O magistrado que soltou Temer e mais seis acusados de corrupção na ocasião, já esteve sete anos suspenso do cargo enquanto era investigado por suposta prática dos crimes de formação de quadrilha e estelionato.

O então juiz foi acusado de ter proferido duas sentenças, supostamente em conluio com um grupo de advogados, para autorizar o levantamento de vultosos valores financeiros, quando titular da 4ª Vara Federal no Espírito Santo.

No entanto, o MPF conclui que não havia provas do crime e a ação foi arquivada em 2008. Em 2013, a Segunda Turma do Supremo Tribunal Federal (STF) decidiu pelo trancamento da ação penal em curso no Superior Tribunal de Justiça (STJ) contra Athiê pelos mesmos crimes.

Como desembargador, o magistrado tem votos e decisões polêmicas. Em 2016, ele decidiu conceder um habeas corpus ao bicheiro Carlinhos Cachoeira e o ex-presidente da construtora Delta, Fernando Cavendish. Quartro dias depois, o desembargador declarou-se impedido para julgar o caso. Segundo o MPF, Athié é amigo do advogado de Cavendish, Técio Lins e Silva.

Também em 2016, Athié foi o único desembargador que defendeu prisão domiciliar para ex-primeira dama do Rio de Janeiro , Adriana Ancelmo, mulher do ex-governador Sérgio Cabral, que estava detida. Em seu voto, o magistrado justificou que ela deveria cuidar dos filhos.

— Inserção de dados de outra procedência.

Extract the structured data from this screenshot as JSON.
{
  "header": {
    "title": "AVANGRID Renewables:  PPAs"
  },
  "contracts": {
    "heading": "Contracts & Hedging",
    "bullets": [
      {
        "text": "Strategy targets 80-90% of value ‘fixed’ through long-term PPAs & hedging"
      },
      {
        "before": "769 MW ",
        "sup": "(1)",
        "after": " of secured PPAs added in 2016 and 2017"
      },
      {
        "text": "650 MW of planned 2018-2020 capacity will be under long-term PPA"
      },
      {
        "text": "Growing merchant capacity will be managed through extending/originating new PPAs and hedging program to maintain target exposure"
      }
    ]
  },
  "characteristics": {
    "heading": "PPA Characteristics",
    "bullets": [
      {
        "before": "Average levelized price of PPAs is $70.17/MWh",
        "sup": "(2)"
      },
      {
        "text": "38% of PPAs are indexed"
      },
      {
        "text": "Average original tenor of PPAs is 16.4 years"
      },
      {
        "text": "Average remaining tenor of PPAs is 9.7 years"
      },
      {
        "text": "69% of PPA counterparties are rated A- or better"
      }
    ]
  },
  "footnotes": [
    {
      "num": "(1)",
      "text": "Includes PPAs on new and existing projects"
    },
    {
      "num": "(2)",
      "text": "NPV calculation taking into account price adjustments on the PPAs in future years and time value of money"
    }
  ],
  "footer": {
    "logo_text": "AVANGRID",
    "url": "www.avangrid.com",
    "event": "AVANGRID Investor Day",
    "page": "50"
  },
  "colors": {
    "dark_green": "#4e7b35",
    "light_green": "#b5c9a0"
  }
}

Em março de 2017, Bretas concedeu prisão domiciliar à ex-primeira dama e em agosto do ano passado, ela foi liberada da prisão domiciliar também por Bretas.

Athié também foi voto vencido em 2017, quando a primeira turma do TRF-2 manteve a prisão do “rei do ônibus” Jacob Barata Filho, rejeitando o habeas corpus da defesa. Antonio Ivan Athié foi o único que defendeu a prisão domiciliar do investigado da Operação Ponto Final, desdobramento da Lava Jato que investiga empresários de transporte público por pagamento de propinas.

A investigação da Fiat Lux mira supostas propinas na Eletronuclear, delatadas pelo lobista Jorge Luz.

Entre os alvos de ontem, também estava o ex-deputado Aníbal Gomes, do MDB. A operação foi autorizada pelo juiz federal Marcelo Bretas, que conduz a Lava Jato no Rio.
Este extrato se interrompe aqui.